R. Ganski and H. Wong.
Optimization of nested sql queries revisited.
In Proceedings of the ACM-SIGMOD International Conference on Management of Data, San Francisco, California, pages 23-33, May 1987.
Presented by: Poolavari

One powerful feature of SQL is the nesting of query blocks. The conventional techniques used in the implementation of query nesting is inefficient. Tables referenced in the inner query block of a nested query have to be retrieved once for each tuple of the relation referenced in the outer query block. This summary classifies nested queries and proposes transformation algorithms to transform it to a logical equivalent single-level query. The efficiency of the query is examined by a query optimizer to determine efficient order and method of evaluation. Classifications being discussed are Type-A nesting, Type-N nesting, Type-J nesting, Type-JA nesting and are based on the join predicate that references the outer relation and the existence of an aggregate function in the select clause of the inner relation.

Kim's algorithms for nested queries:

For Type-N and Type-J nested queries, the nested iteration method for processing nested queries is equivalent to performing a join between the inner and outer relations. These can be transformed to logically equivalent single-level queries containing explicit single-level join predicates. The query optimizer can then choose a merge join method resulting in cost reduction.

Type-N, Type-J Nested Query:

Type-N nested two-relation query is equivalent to a canonical two-relation query with a join predicate. The NEST-N-J algorithm is developed which results in canonical query logically equivalent to the original nested query.

Type-JA Nested Query

Type-JA nested query can be transformed to Type-J nested query which references a new temporary relation. The action of the nested iteration processing of a type-JA query can be captured in a temporary table formed with a GROUP BY clause.
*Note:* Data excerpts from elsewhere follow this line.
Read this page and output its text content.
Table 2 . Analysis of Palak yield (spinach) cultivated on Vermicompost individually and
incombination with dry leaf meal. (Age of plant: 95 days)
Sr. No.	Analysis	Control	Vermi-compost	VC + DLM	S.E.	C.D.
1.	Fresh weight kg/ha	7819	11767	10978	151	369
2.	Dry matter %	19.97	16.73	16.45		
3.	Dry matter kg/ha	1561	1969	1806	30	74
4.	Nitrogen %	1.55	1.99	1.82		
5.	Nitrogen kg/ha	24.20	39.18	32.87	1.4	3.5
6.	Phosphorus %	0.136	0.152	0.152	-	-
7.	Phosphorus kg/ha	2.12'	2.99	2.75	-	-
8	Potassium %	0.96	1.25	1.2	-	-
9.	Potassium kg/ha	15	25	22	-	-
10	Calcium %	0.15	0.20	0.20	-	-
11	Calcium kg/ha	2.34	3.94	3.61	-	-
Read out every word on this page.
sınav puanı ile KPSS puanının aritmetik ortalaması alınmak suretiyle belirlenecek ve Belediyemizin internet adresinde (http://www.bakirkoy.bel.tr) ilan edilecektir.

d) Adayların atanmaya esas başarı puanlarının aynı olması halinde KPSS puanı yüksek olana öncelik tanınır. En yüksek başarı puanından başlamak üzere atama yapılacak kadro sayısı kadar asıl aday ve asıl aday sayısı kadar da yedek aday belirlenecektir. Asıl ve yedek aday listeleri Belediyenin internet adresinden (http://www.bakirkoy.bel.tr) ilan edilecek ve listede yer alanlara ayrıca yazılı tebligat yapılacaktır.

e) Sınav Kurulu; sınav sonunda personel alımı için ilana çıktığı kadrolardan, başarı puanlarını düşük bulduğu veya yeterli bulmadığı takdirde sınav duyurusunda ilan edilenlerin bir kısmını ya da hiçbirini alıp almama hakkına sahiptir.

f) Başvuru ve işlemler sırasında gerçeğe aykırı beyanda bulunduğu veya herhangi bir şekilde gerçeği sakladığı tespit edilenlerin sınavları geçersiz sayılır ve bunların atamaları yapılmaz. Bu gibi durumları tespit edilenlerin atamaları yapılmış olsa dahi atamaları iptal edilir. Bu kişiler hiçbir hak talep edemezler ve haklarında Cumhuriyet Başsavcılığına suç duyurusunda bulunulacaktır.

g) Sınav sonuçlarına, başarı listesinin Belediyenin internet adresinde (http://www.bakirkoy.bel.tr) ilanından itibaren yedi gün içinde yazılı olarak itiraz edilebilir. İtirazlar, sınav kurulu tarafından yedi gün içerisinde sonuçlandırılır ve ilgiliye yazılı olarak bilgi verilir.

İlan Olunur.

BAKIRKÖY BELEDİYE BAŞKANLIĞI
This leads to the NEST-JA algorithm which transforms a type-JA nested query of depth one to an equivalent type-J nested query of depth 1.

Costs of Kim's algorithms

The analyses of the algorithms compares the costs of processing N, J and JA-type nested queries using the nested iteration method and the transformation method followed by merge joins. Cost functions for each type of nesting is developed, using the sizes of relations, available memory buffer space and selectivity factors. A cost savings of 80% to 95% is possible with his transformation method.

Solution

A problem arises when a type-JA nested query contains the COUNT function and when the nested join predicates contain operators other than equality. A solution is a join in the temporary table which contains the aggregate information. Outer join is used if the aggregate function is COUNT. This causes the temporary table to include aggregate values over the proper range of join column values. The join predicate in the original query must be changed to equality and be performed on a projection of the outer table in order to avoid an increase in the aggregate values due to duplicates in the outer table. The resulting algorithm NEST-JA2 reduces the cost of processing.

The transformation algorithms are extended to more useful operators like EXISTS, ANY, ALL and larger class of predicates and queries with any level of nesting using recursive approach and query graphs.